Die sportlichen Großanlässe aber, an denen Jugendliche aktiv teilnehmen oder als Zuschauer
sich einfinden, sind scheinbar ohne die sichtbare Werbung der Tabak- und Alkoholindustrie
nicht machbar. Die meisten Jugendlichen sind eher knapp bei Kasse. An Jugendliche
soll kein Alkohol verkauft werden, aber ein Teil der alkoholischen Getränke ist billiger
als nichtalkoholische Getränke. Eine Erhöhung der Alkohol- oder Tabaksteuern aber,
um Jugendliche wirksam vom Kauf dieser Produkte fernzuhalten, weckt vielfältige Widerstände.
Dabei ist erwiesen, dass Jugendliche sehr preissensibel reagieren. Jugendlichen
werden höhere Hürden gestellt, bis sie ein Motorfahrzeug lenken dürfen und einige
Staaten sind dazu übergegangen, Fahrzeuge, die von jugendlichen Neufahrern gelenkt
werden, speziell zu kennzeichnen. Gleichzeitig wirbt ein Teil der Autoindustrie mit
der Beschleunigungsfähigkeit und dem Spitzentempo ihrer Produkte. Jugendliche,
so meine ich, haben ein feines Sensorium für die Echtheit unserer Botschaften und
sie nehmen sich das Recht heraus, mindestens jene Grenzen zu überschreiten, deren
Verletzung bei Erwachsenen zumindest toleriert wird.

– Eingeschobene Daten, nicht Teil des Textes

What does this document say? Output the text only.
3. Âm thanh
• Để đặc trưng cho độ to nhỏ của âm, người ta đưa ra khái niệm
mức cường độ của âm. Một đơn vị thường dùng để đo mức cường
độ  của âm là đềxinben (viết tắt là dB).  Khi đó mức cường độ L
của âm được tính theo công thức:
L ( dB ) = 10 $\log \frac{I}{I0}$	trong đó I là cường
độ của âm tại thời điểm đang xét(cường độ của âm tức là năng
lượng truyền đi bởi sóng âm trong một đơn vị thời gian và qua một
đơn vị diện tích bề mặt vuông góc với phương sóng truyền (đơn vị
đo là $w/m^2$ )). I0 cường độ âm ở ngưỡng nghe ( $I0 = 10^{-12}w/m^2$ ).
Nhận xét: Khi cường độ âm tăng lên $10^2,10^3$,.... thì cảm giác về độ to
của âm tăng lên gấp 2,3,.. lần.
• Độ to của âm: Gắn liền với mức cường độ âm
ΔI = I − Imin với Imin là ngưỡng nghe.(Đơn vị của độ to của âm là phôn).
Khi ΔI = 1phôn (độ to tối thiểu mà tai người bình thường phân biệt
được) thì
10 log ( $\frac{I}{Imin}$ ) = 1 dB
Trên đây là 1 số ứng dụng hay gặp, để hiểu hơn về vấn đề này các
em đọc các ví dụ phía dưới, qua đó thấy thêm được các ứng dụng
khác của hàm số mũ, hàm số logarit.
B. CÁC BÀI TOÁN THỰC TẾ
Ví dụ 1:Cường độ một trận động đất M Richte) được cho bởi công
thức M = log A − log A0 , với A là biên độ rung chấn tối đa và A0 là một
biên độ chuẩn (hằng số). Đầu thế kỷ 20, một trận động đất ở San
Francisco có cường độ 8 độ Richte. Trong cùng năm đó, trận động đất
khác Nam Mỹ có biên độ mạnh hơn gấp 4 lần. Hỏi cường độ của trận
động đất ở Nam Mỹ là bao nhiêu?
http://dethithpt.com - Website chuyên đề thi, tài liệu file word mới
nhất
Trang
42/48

Und gelegentlich rütteln sie
auch an den Geboten und Verboten, die sich in einer Gesellschaft verfestigt haben.
Dies gehört zur notwendigen Selbstfindung. Ebenso unbestritten ist, dass sich in
der Jugendzeit Präferenzen und Verhaltensweisen einstellen und verfestigen, die das
lebenslange Handeln bestimmen können. Die Art und Weise, wie Konflikte gelöst werden
zum Beispiel, mit oder ohne Gewalt. Die Lust oder Unlust an Bewegung und Sport auch
bis hin zur Bereitschaft, am gesellschaftlichen und politischen Geschehen aktiv zu
partizipieren. Einige Kantone der Schweizerischen Eidgenossenschaft revidieren
zurzeit ihre Verfassungen. Zwei Reformtendenzen sorgen für hitzige Debatten. Die Art
und Weise, wie die ausländische Wohnbevölkerung in der Schweiz, die rund einen Siebtel
der Bevölkerung ausmacht, in die politischen Rechte und Pflichten integriert werden
kann, und die Frage des Stimm- und Wahlrechtalters, das von 18 Jahren auf 16 Jahre
gesenkt werden soll. Ich meine, beide Ansätze sind höchst prüfenswert. In der Mitverantwortung
können Jugendliche im Land, auch solche mit Migrationshintergrund reifen und wachsen.
Bedingung ist allerdings, dass wir, die Etablierten und unbestritten Erwachsenen,
diese Verantwortung in unserm Handeln dokumentieren. Vielleicht hat der Soziologe,
der zu mehr Gelassenheit mit der Erscheinung Botellon mahnte, nicht ganz Unrecht.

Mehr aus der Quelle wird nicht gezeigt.